Em seu livro “A República”, o filósofo grego Platão cria um modelo ideal de cidade, no qual o governo seria exercido por um rei-filósofo (adianto que não estou pleiteando nenhum cargo público!), que assumiria a direção da cidade após um longo período de preparação. Seu trabalho deveria ser temporário, uma vez que ele, de modo algum, serve aos propósitos do filósofo. Este, após seu longo percurso educacional, estaria mais interessado na vida contemplativa e de estudos a que arduamente chegou. Mas consente em “descer” para servir à cidade como rei. Findo seu tempo de “castigo”, retornaria contente à filosofia.
Essa ideia do exercício do poder político como um serviço está expressa também no Evangelho. Segundo o Mestre, quem quiser ser o maior deve ser o servidor de todos. Teoricamente, chamamos nossos chefes políticos de “servidores públicos”, e a palavra “ministro”, deriva do latim “ministrare”, que significa “servir”. Mas as semelhanças param no dicionário.
É claro que não podemos imaginar o modelo de Platão como algo viável, o que nem ele mesmo fez. Mas os modelos ideais devem servir, ao menos, para que possamos ter alguma noção do que as coisas deveriam ser, pois, do contrário, acabamos aceitando como correto e normal qualquer tipo de situação.
Na prática, a política, no mais das vezes, esteve a serviço de pessoas e grupos mais interessados em se beneficiar da cidade (“pólis”, a cidade-estado antiga) do que propriamente em beneficiá-la, e isso antes, durante e depois de Platão.
Aliás, o livro de cabeceira dos políticos não é “A República”, mas “O Príncipe”, de Maquiavel, que ensina a conquistar e manter o poder a qualquer custo.
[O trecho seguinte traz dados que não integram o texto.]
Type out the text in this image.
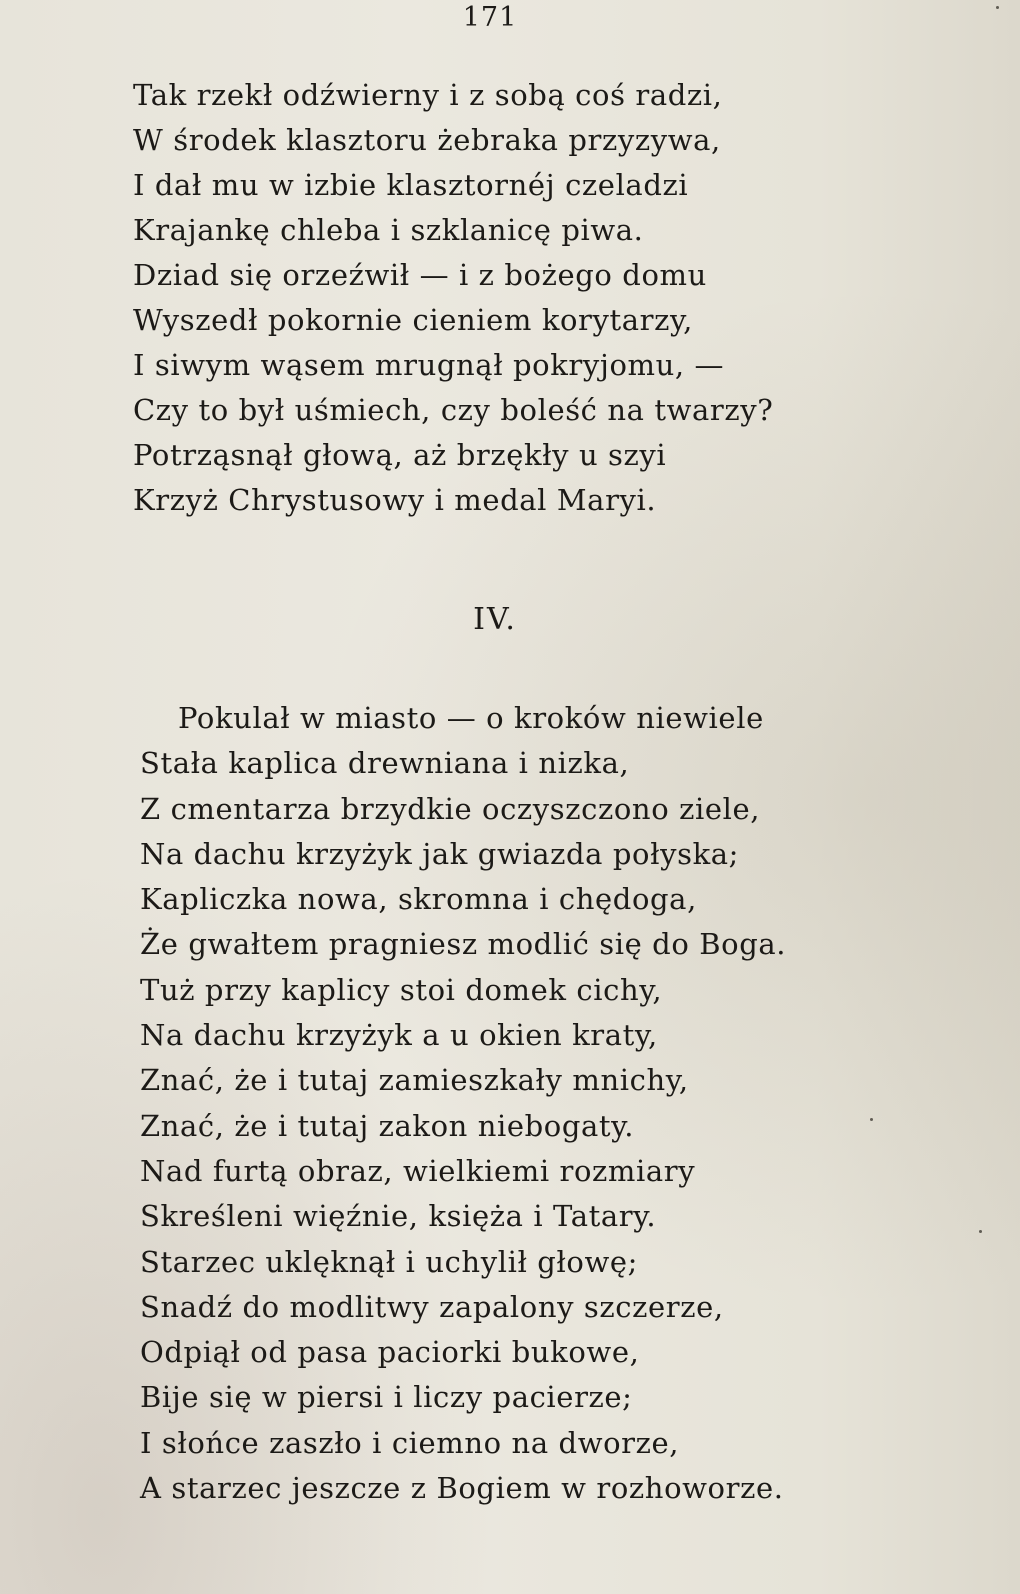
171
Tak rzekł odźwierny i z sobą coś radzi,
W środek klasztoru żebraka przyzywa,
I dał mu w izbie klasztornéj czeladzi
Krajankę chleba i szklanicę piwa.
Dziad się orzeźwił — i z bożego domu
Wyszedł pokornie cieniem korytarzy,
I siwym wąsem mrugnął pokryjomu, —
Czy to był uśmiech, czy boleść na twarzy?
Potrząsnął głową, aż brzękły u szyi
Krzyż Chrystusowy i medal Maryi.
IV.
Pokulał w miasto — o kroków niewiele
Stała kaplica drewniana i nizka,
Z cmentarza brzydkie oczyszczono ziele,
Na dachu krzyżyk jak gwiazda połyska;
Kapliczka nowa, skromna i chędoga,
Że gwałtem pragniesz modlić się do Boga.
Tuż przy kaplicy stoi domek cichy,
Na dachu krzyżyk a u okien kraty,
Znać, że i tutaj zamieszkały mnichy,
Znać, że i tutaj zakon niebogaty.
Nad furtą obraz, wielkiemi rozmiary
Skreśleni więźnie, księża i Tatary.
Starzec uklęknął i uchylił głowę;
Snadź do modlitwy zapalony szczerze,
Odpiął od pasa paciorki bukowe,
Bije się w piersi i liczy pacierze;
I słońce zaszło i ciemno na dworze,
A starzec jeszcze z Bogiem w rozhoworze.
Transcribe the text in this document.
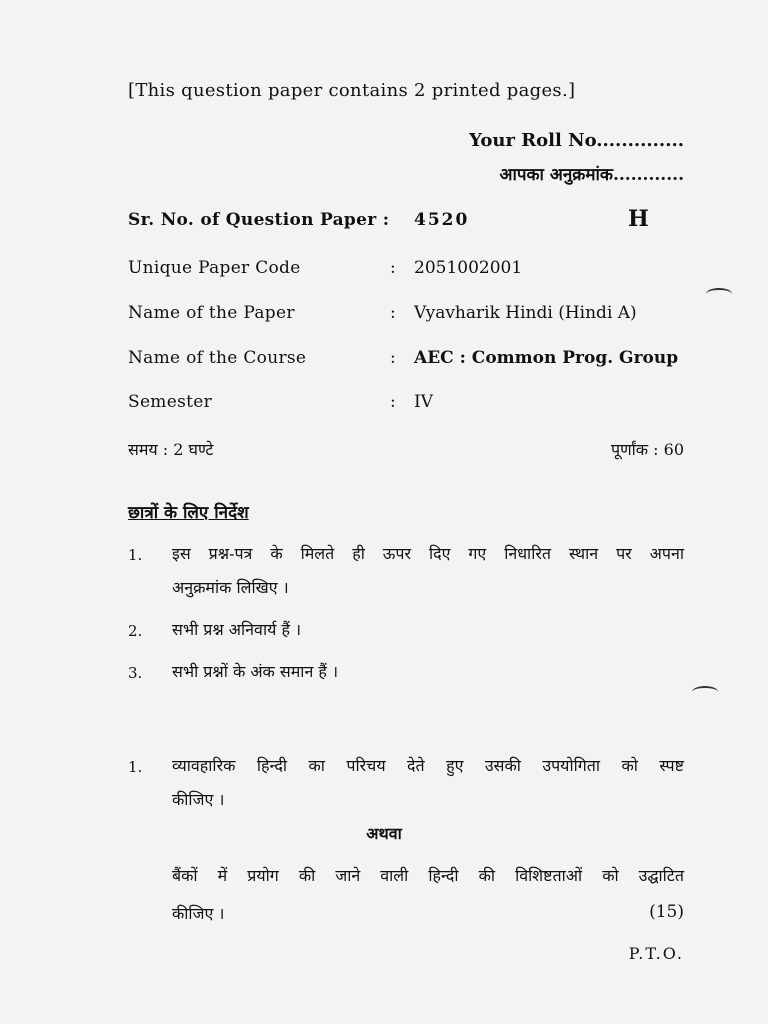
[This question paper contains 2 printed pages.]
Your Roll No..............
आपका अनुक्रमांक............
Sr. No. of Question Paper : 4520	H
Unique Paper Code	: 2051002001
Name of the Paper	: Vyavharik Hindi (Hindi A)
Name of the Course	: AEC : Common Prog. Group
Semester	: IV
समय : 2 घण्टे	पूर्णांक : 60
छात्रों के लिए निर्देश
1. इस प्रश्न-पत्र के मिलते ही ऊपर दिए गए निधारित स्थान पर अपना
अनुक्रमांक लिखिए ।
2. सभी प्रश्न अनिवार्य हैं ।
3. सभी प्रश्नों के अंक समान हैं ।
1. व्यावहारिक हिन्दी का परिचय देते हुए उसकी उपयोगिता को स्पष्ट
कीजिए ।
अथवा
बैंकों में प्रयोग की जाने वाली हिन्दी की विशिष्टताओं को उद्घाटित
कीजिए ।	(15)
P.T.O.
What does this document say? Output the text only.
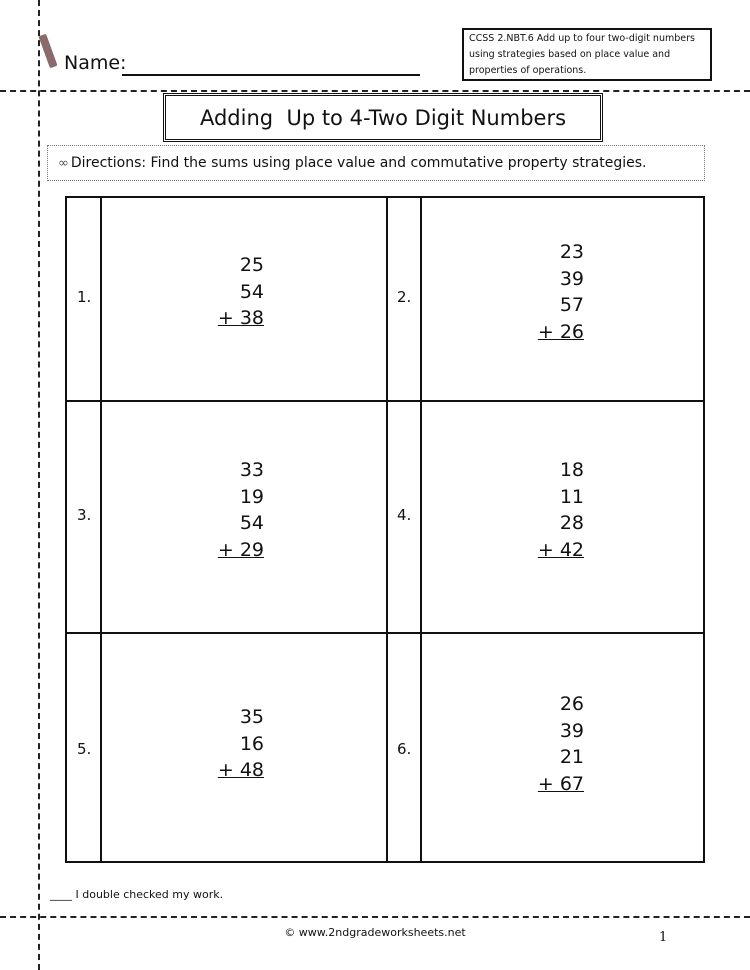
Name:
CCSS 2.NBT.6 Add up to four two-digit numbers using strategies based on place value and properties of operations.
Adding  Up to 4-Two Digit Numbers
∞ Directions: Find the sums using place value and commutative property strategies.
1.
25
54
+ 38
2.
23
39
57
+ 26
3.
33
19
54
+ 29
4.
18
11
28
+ 42
5.
35
16
+ 48
6.
26
39
21
+ 67
____ I double checked my work.
© www.2ndgradeworksheets.net	1
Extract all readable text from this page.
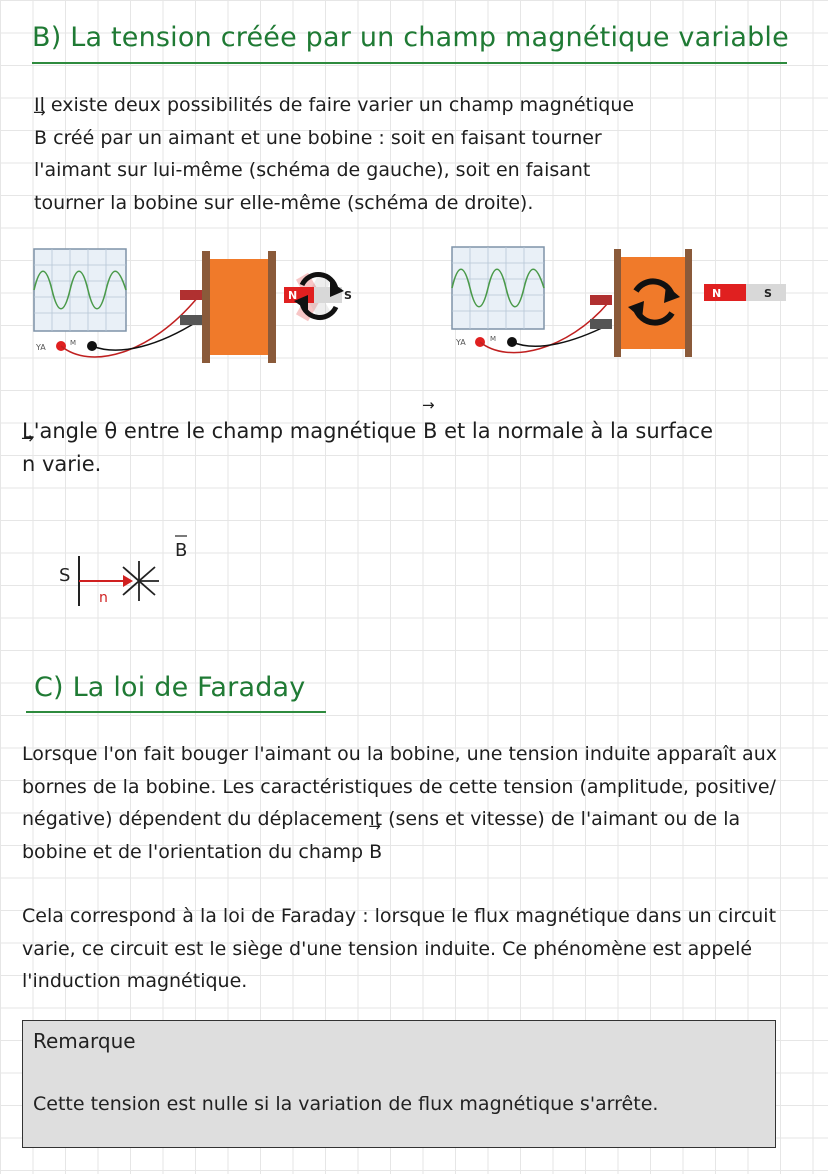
B) La tension créée par un champ magnétique variable
Il existe deux possibilités de faire varier un champ magnétique
→ B créé par un aimant et une bobine : soit en faisant tourner
l'aimant sur lui-même (schéma de gauche), soit en faisant
tourner la bobine sur elle-même (schéma de droite).
YA	M
N	S
YA	M
N	S
L'angle θ entre le champ magnétique → B et la normale à la surface
→ n varie.
S
n
B
C) La loi de Faraday
Lorsque l'on fait bouger l'aimant ou la bobine, une tension induite apparaît aux
bornes de la bobine. Les caractéristiques de cette tension (amplitude, positive/
négative) dépendent du déplacement (sens et vitesse) de l'aimant ou de la
bobine et de l'orientation du champ → B
Cela correspond à la loi de Faraday : lorsque le flux magnétique dans un circuit
varie, ce circuit est le siège d'une tension induite. Ce phénomène est appelé
l'induction magnétique.
Remarque
Cette tension est nulle si la variation de flux magnétique s'arrête.
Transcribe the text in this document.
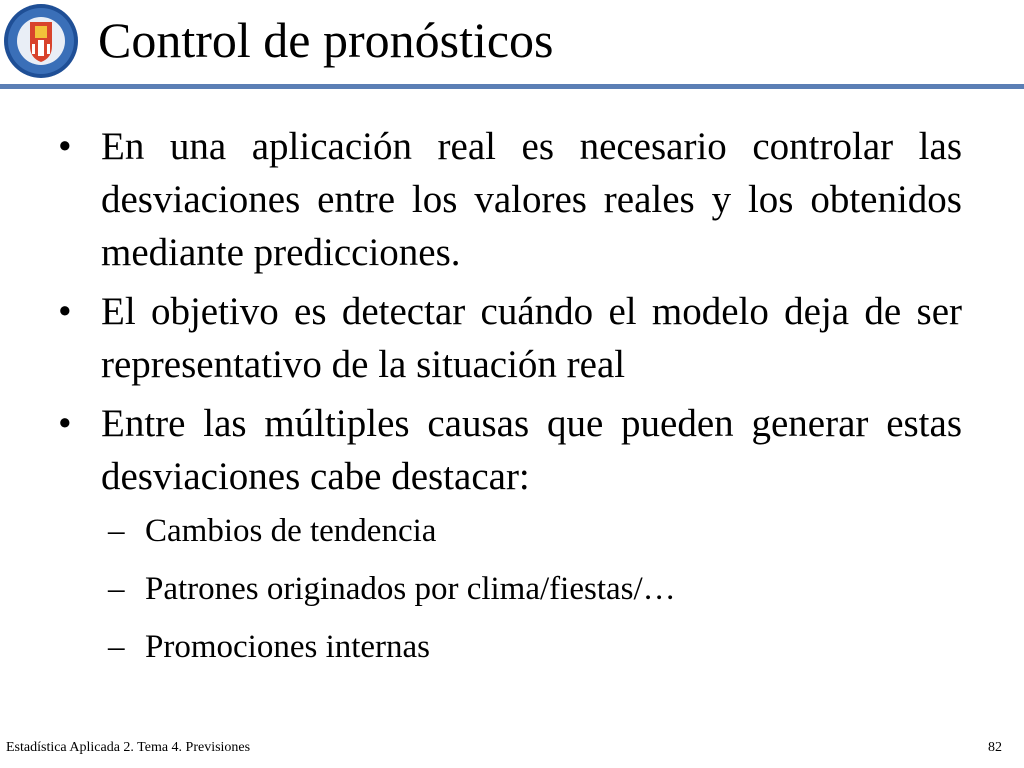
Control de pronósticos
• En una aplicación real es necesario controlar las desviaciones entre los valores reales y los obtenidos mediante predicciones.
• El objetivo es detectar cuándo el modelo deja de ser representativo de la situación real
• Entre las múltiples causas que pueden generar estas desviaciones cabe destacar:
– Cambios de tendencia
– Patrones originados por clima/fiestas/…
– Promociones internas
Estadística Aplicada 2. Tema 4. Previsiones	82
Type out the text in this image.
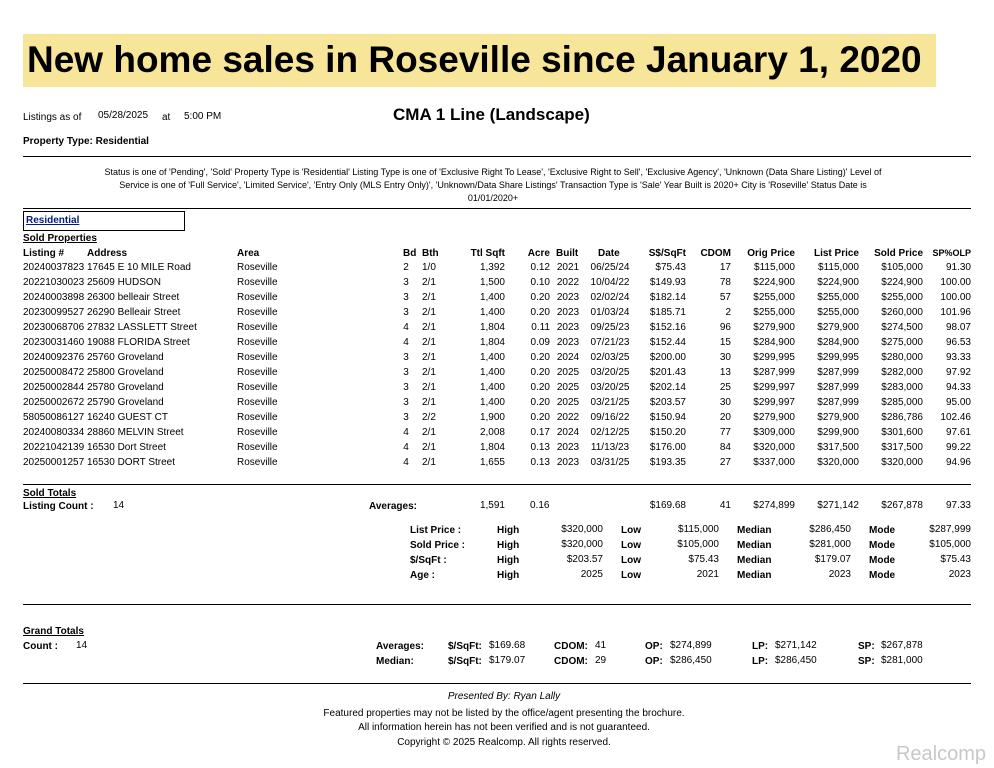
New home sales in Roseville since January 1, 2020
Listings as of 05/28/2025 at 5:00 PM	CMA 1 Line (Landscape)
Property Type: Residential
Status is one of 'Pending', 'Sold' Property Type is 'Residential' Listing Type is one of 'Exclusive Right To Lease', 'Exclusive Right to Sell', 'Exclusive Agency', 'Unknown (Data Share Listing)' Level of
Service is one of 'Full Service', 'Limited Service', 'Entry Only (MLS Entry Only)', 'Unknown/Data Share Listings' Transaction Type is 'Sale' Year Built is 2020+ City is 'Roseville' Status Date is
01/01/2020+
Residential
Sold Properties
Listing # Address	Area	Bd Bth	Ttl Sqft	Acre Built Date	S$/SqFt	CDOM	Orig Price	List Price	Sold Price	SP%OLP
20240037823 17645 E 10 MILE Road	Roseville	2	1/0	1,392	0.12 2021	06/25/24	$75.43	17	$115,000	$115,000	$105,000	91.30
20221030023 25609 HUDSON	Roseville	3	2/1	1,500	0.10 2022	10/04/22	$149.93	78	$224,900	$224,900	$224,900	100.00
20240003898 26300 belleair Street	Roseville	3	2/1	1,400	0.20 2023	02/02/24	$182.14	57	$255,000	$255,000	$255,000	100.00
20230099527 26290 Belleair Street	Roseville	3	2/1	1,400	0.20 2023	01/03/24	$185.71	2	$255,000	$255,000	$260,000	101.96
20230068706 27832 LASSLETT Street	Roseville	4	2/1	1,804	0.11 2023	09/25/23	$152.16	96	$279,900	$279,900	$274,500	98.07
20230031460 19088 FLORIDA Street	Roseville	4	2/1	1,804	0.09 2023	07/21/23	$152.44	15	$284,900	$284,900	$275,000	96.53
20240092376 25760 Groveland	Roseville	3	2/1	1,400	0.20 2024	02/03/25	$200.00	30	$299,995	$299,995	$280,000	93.33
20250008472 25800 Groveland	Roseville	3	2/1	1,400	0.20 2025	03/20/25	$201.43	13	$287,999	$287,999	$282,000	97.92
20250002844 25780 Groveland	Roseville	3	2/1	1,400	0.20 2025	03/20/25	$202.14	25	$299,997	$287,999	$283,000	94.33
20250002672 25790 Groveland	Roseville	3	2/1	1,400	0.20 2025	03/21/25	$203.57	30	$299,997	$287,999	$285,000	95.00
58050086127 16240 GUEST CT	Roseville	3	2/2	1,900	0.20 2022	09/16/22	$150.94	20	$279,900	$279,900	$286,786	102.46
20240080334 28860 MELVIN Street	Roseville	4	2/1	2,008	0.17 2024	02/12/25	$150.20	77	$309,000	$299,900	$301,600	97.61
20221042139 16530 Dort Street	Roseville	4	2/1	1,804	0.13 2023	11/13/23	$176.00	84	$320,000	$317,500	$317,500	99.22
20250001257 16530 DORT Street	Roseville	4	2/1	1,655	0.13 2023	03/31/25	$193.35	27	$337,000	$320,000	$320,000	94.96
Sold Totals
Listing Count : 14	Averages:	1,591	0.16	$169.68	41	$274,899	$271,142	$267,878	97.33
List Price :	High	$320,000 Low	$115,000 Median	$286,450 Mode	$287,999
Sold Price :	High	$320,000 Low	$105,000 Median	$281,000 Mode	$105,000
$/SqFt :	High	$203.57 Low	$75.43 Median	$179.07 Mode	$75.43
Age :	High	2025 Low	2021 Median	2023 Mode	2023
Grand Totals
Count : 14	Averages: $/SqFt: $169.68	CDOM: 41	OP: $274,899	LP: $271,142	SP: $267,878
Median:	$/SqFt: $179.07	CDOM: 29	OP: $286,450	LP: $286,450	SP: $281,000
Presented By: Ryan Lally
Featured properties may not be listed by the office/agent presenting the brochure.
All information herein has not been verified and is not guaranteed.
Copyright © 2025 Realcomp. All rights reserved.
Realcomp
Essas reflexões vêm à tona nesse período eleitoral quando vemos tantas figurinhas carimbadas mostrando a cara novamente ao eleitor, buscando a reeleição ou o retorno a um cargo público já ocupado anteriormente. Imagino que a administração pública seja um terrível ônus para a pessoa, uma responsabilidade enorme, uma exposição excessiva à mídia e aos ataques de adversários, além de todos os problemas práticos do cotidiano, que, a meu ver, fazem do ofício de governar uma tarefa bastante estressante. Mas, paradoxalmente, os ocupantes de cargos públicos fazem de tudo para neles permanecer. Isso demonstra que deve haver muitas vantagens para si e para os correligionários, que igualmente se empenham na permanência ou na volta do seu candidato ao poder. Essa é uma distorção que não devemos ignorar, se entendermos, ao menos idealmente, que o poder é dado a alguém para servir e não para ser servido.